Dans une déclaration faite dimanche 12 avril à Kinshasa, ils ont exprimé leur profonde inquiétude face à une situation qui affecte non seulement leur quotidien, mais aussi le fonctionnement normal des institutions provinciales.
Prenant la parole au nom du collectif, Marcel Zuambi, questeur des députés provinciaux, a appelé les autorités compétentes à agir sans délai pour mettre fin à cette crise.
« Depuis maintenant plus de dix mois, nous accusons un retard de paiement de nos émoluments, alors même que nous avons été élus le même jour que le président de la République, les députés nationaux ainsi que les sénateurs », a-t-il déclaré.
Pour ces élus, il est incompréhensible que les députés provinciaux soient aujourd’hui les seuls parmi les institutions issues du processus électoral à ne pas bénéficier régulièrement de leurs émoluments, alors que les députés nationaux et les sénateurs sont, eux, pris en charge.
Des instructions présidentielles toujours sans suite
Marcel Zuambi a également rappelé que plusieurs directives auraient déjà été données par le chef de l’État pour régler cette situation. Il cite notamment la dernière instruction remontant au 27 mars 2026, lors de la 13e Conférence des gouverneurs organisée à Bandundu du 24 au 28 mars.
Malgré cela, aucune avancée concrète n’aurait été enregistrée à ce jour.
« Plus inquiétant encore, à plusieurs reprises, nous avons appris que des instructions claires ont été données par le chef de l’État pour que notre situation soit régularisée.
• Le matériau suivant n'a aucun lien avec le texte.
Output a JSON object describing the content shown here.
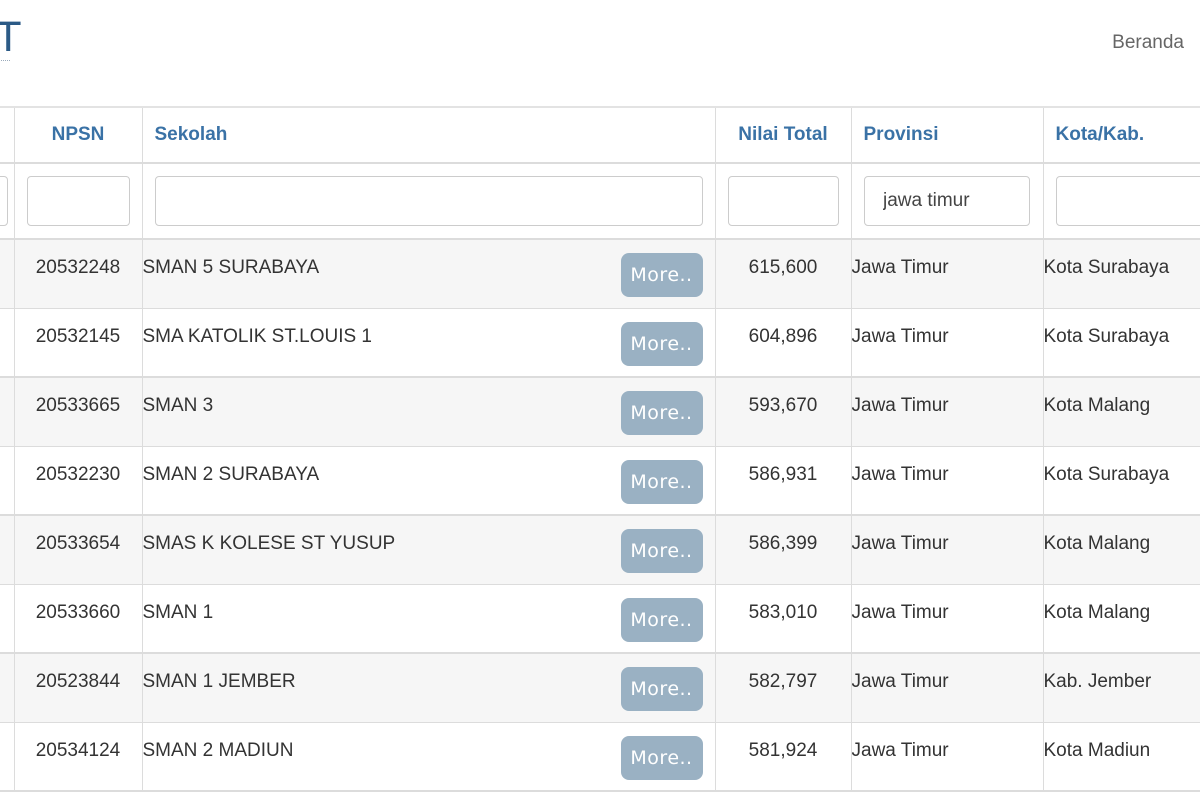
{
  "header": {
    "logo_letter": "T",
    "nav_home_label": "Beranda"
  },
  "table": {
    "columns": [
      "",
      "NPSN",
      "Sekolah",
      "Nilai Total",
      "Provinsi",
      "Kota/Kab."
    ],
    "filters": {
      "npsn": "",
      "sekolah": "",
      "nilai_total": "",
      "provinsi": "jawa timur",
      "kota": ""
    },
    "more_label": "More..",
    "rows": [
      {
        "npsn": "20532248",
        "sekolah": "SMAN 5 SURABAYA",
        "nilai": "615,600",
        "provinsi": "Jawa Timur",
        "kota": "Kota Surabaya"
      },
      {
        "npsn": "20532145",
        "sekolah": "SMA KATOLIK ST.LOUIS 1",
        "nilai": "604,896",
        "provinsi": "Jawa Timur",
        "kota": "Kota Surabaya"
      },
      {
        "npsn": "20533665",
        "sekolah": "SMAN 3",
        "nilai": "593,670",
        "provinsi": "Jawa Timur",
        "kota": "Kota Malang"
      },
      {
        "npsn": "20532230",
        "sekolah": "SMAN 2 SURABAYA",
        "nilai": "586,931",
        "provinsi": "Jawa Timur",
        "kota": "Kota Surabaya"
      },
      {
        "npsn": "20533654",
        "sekolah": "SMAS K KOLESE ST YUSUP",
        "nilai": "586,399",
        "provinsi": "Jawa Timur",
        "kota": "Kota Malang"
      },
      {
        "npsn": "20533660",
        "sekolah": "SMAN 1",
        "nilai": "583,010",
        "provinsi": "Jawa Timur",
        "kota": "Kota Malang"
      },
      {
        "npsn": "20523844",
        "sekolah": "SMAN 1 JEMBER",
        "nilai": "582,797",
        "provinsi": "Jawa Timur",
        "kota": "Kab. Jember"
      },
      {
        "npsn": "20534124",
        "sekolah": "SMAN 2 MADIUN",
        "nilai": "581,924",
        "provinsi": "Jawa Timur",
        "kota": "Kota Madiun"
      }
    ]
  }
}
Pourtant, force est de constater que ces directives ne sont toujours pas exécutées », a regretté le questeur du collectif.
Face à cette inertie, les députés provinciaux s’interrogent ouvertement sur les blocages qui empêchent l’application des mesures annoncées.
« Pourquoi les instructions du chef de l’État ne sont-elles pas respectées ? Qui bloque leur mise en œuvre et pour quelles raisons ? », s’est interrogé Marcel Zuambi.
Une crise aux conséquences institutionnelles et sociales
Au-delà de la question financière, les députés provinciaux estiment que cette situation porte atteinte à leur dignité et fragilise dangereusement les institutions provinciales.
Selon eux, le non-paiement prolongé de leurs émoluments compromet leur capacité à exercer sereinement leur mandat et pourrait accentuer les tensions sociales dans plusieurs provinces du pays.
« Cette situation porte gravement atteinte à notre dignité. Elle compromet le bon fonctionnement des institutions provinciales et met en péril la stabilité sociale dans nos provinces respectives », a insisté Marcel Zuambi.
Par cette sortie, les députés provinciaux espèrent désormais attirer l’attention personnelle du président de la République afin qu’une solution rapide soit trouvée à une crise qui dure depuis trop longtemps.